Secure the win
We fought the county’s wage mandate — and won a round.
In 2023 Boulder County set a $25-an-hour minimum wage on its unincorporated areas — Niwot included. Not one incorporated town in the county matched it. So Niwot did what it could without a government of its own: business owners, farmers, and neighbors organized, gave dozens of public comments, held the first rally in the town’s history, and pushed for nearly a year. The county modified the policy. That was a real win.
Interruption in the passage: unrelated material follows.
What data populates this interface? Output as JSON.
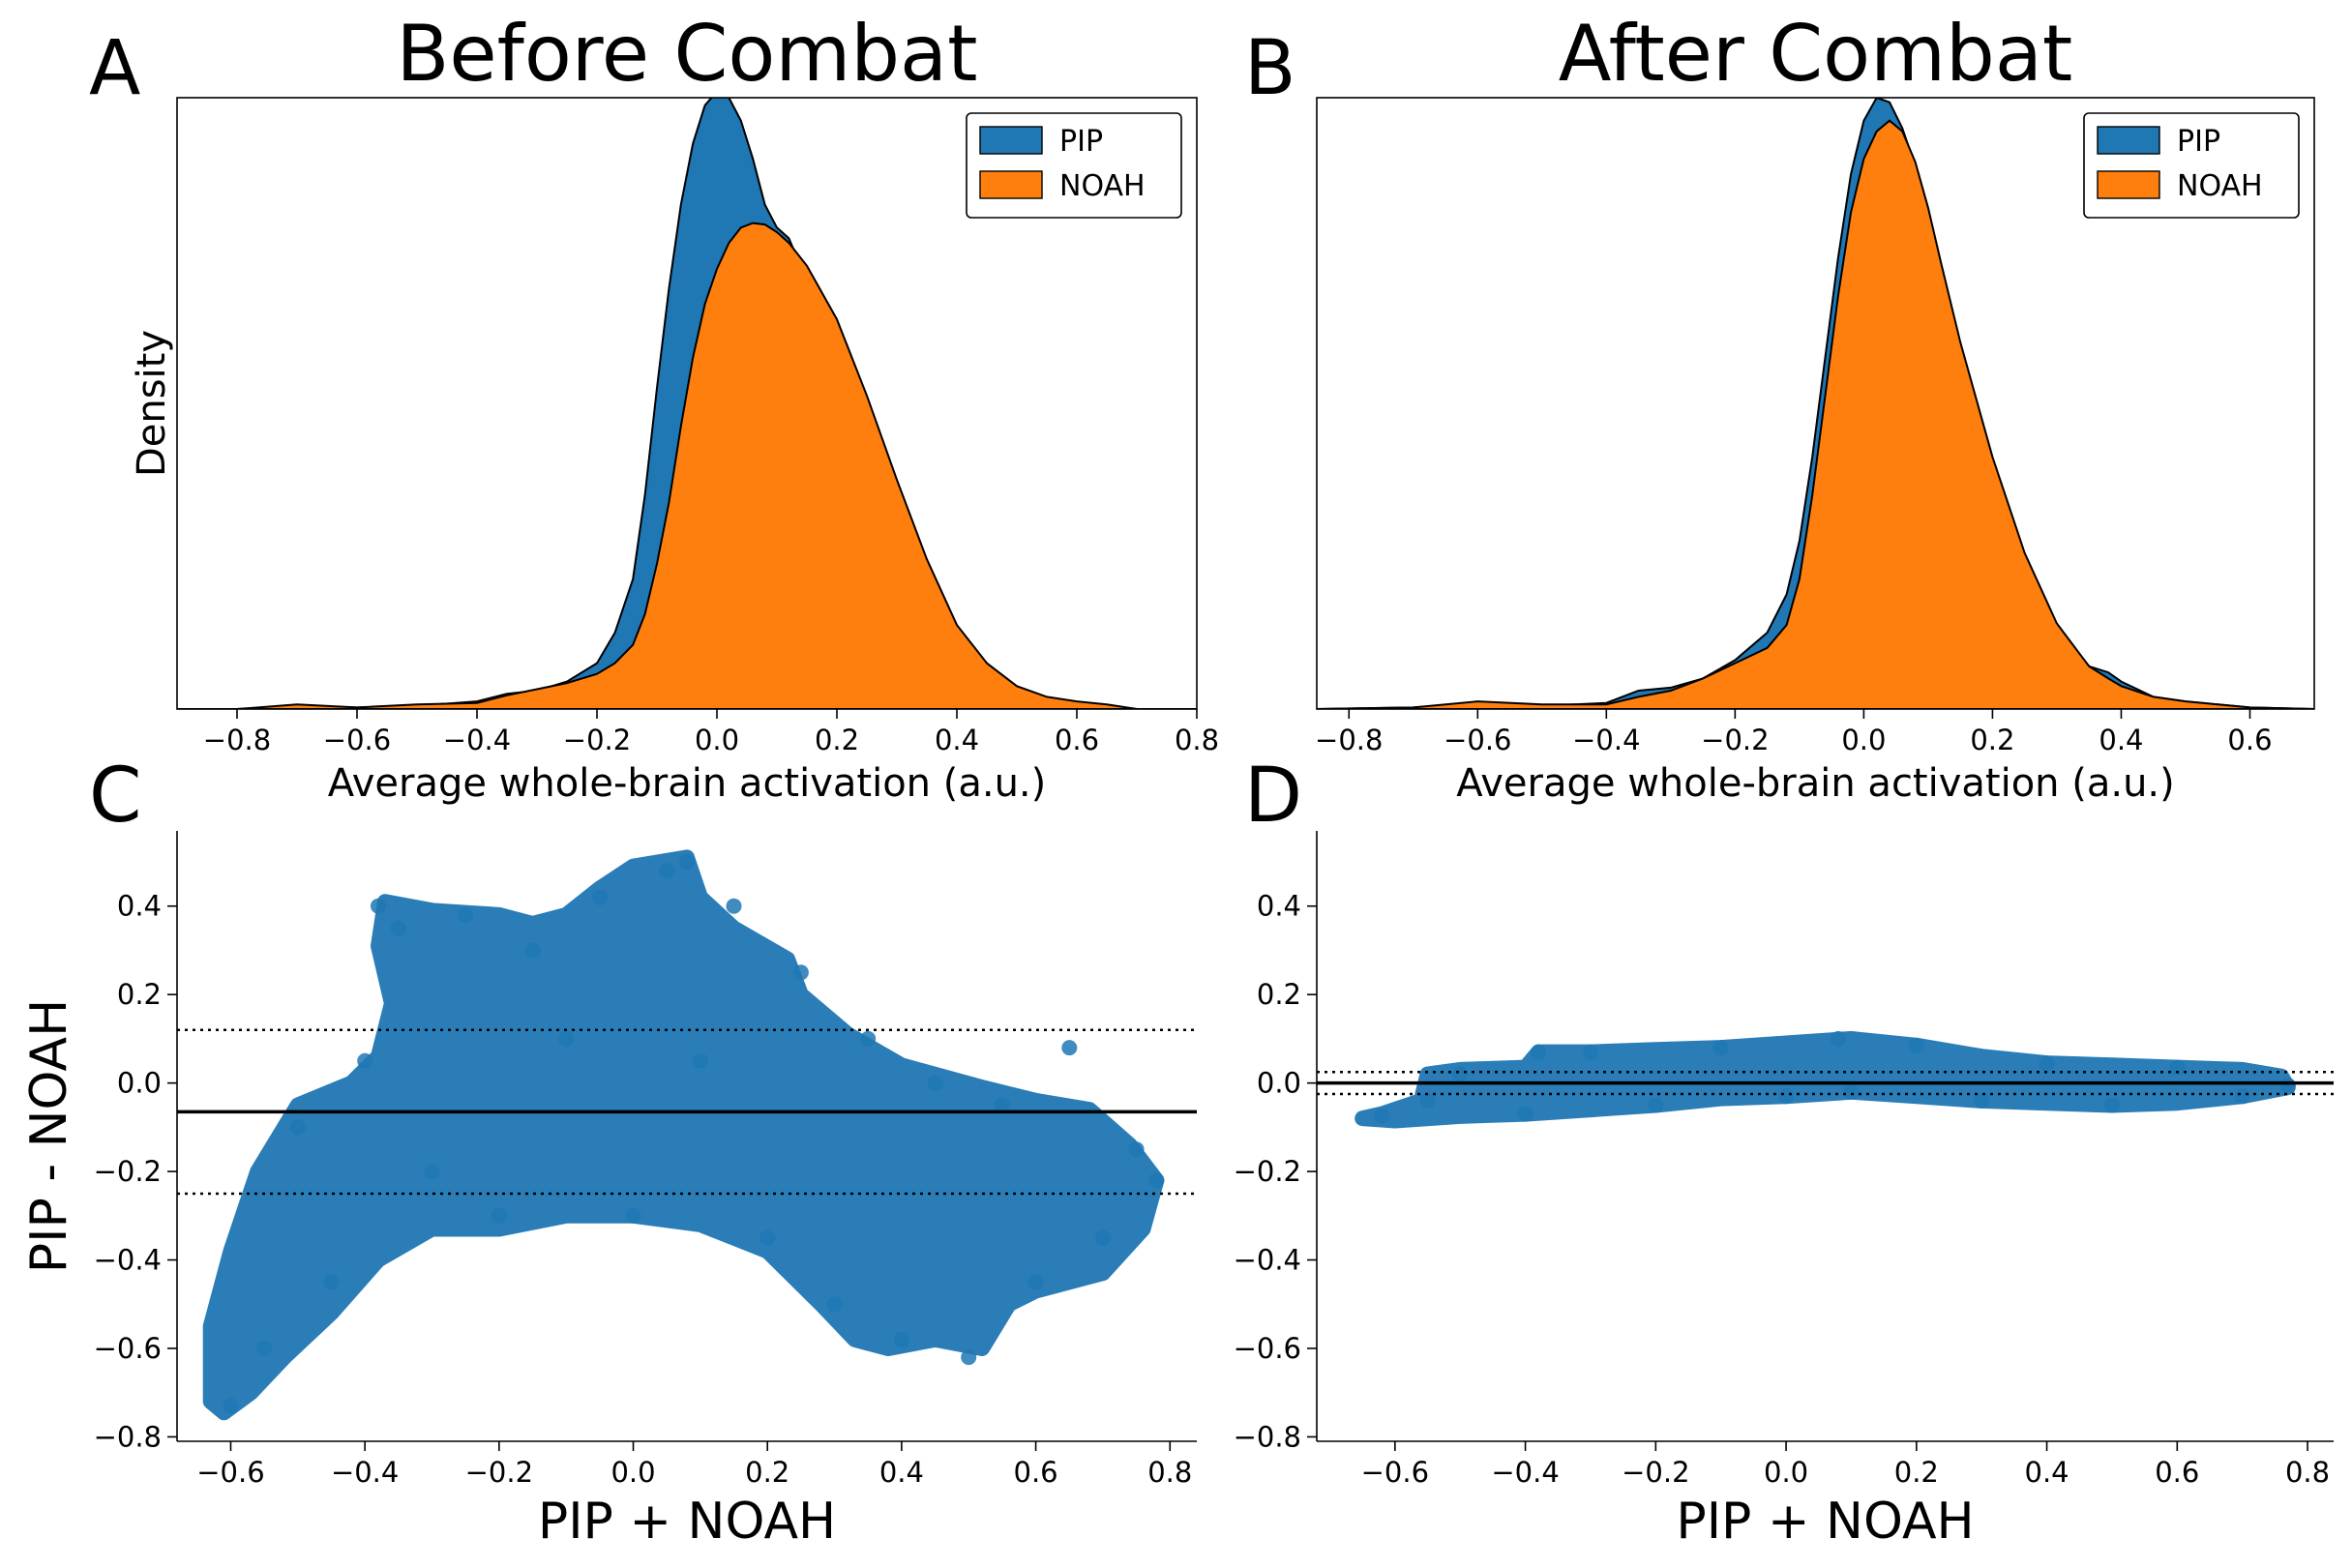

But it was a round, not the fight. Niwot businesses still pay Boulder County’s unincorporated minimum of $16.82 an hour, while incorporated Longmont — three miles away — is on Colorado’s statewide $15.16: $1.66 more an hour. And because the decision belongs to the county, not to us, it can change again whenever the county decides. As long as the call is theirs, the fight is never actually over. We just keep waiting to have it again.
The fix
A town sets its own wage.
Incorporation lets Niwot set its own minimum wage instead of living under the county’s. That’s how you turn a round we won into a rule we control — not by hoping the county leaves us alone, but by having the standing to decide for ourselves.
This isn’t “we lost.” It’s “we won a round, and incorporation is how we finish and secure the victory.”
Why it matters beyond Main Street
A downtown that can fight for itself.
When wage rules and permitting are decided elsewhere, our small businesses absorb the cost — and some don’t make it. A town gives downtown Niwot an advocate with real standing: a local government that can fight for Main Street instead of watching it thin out.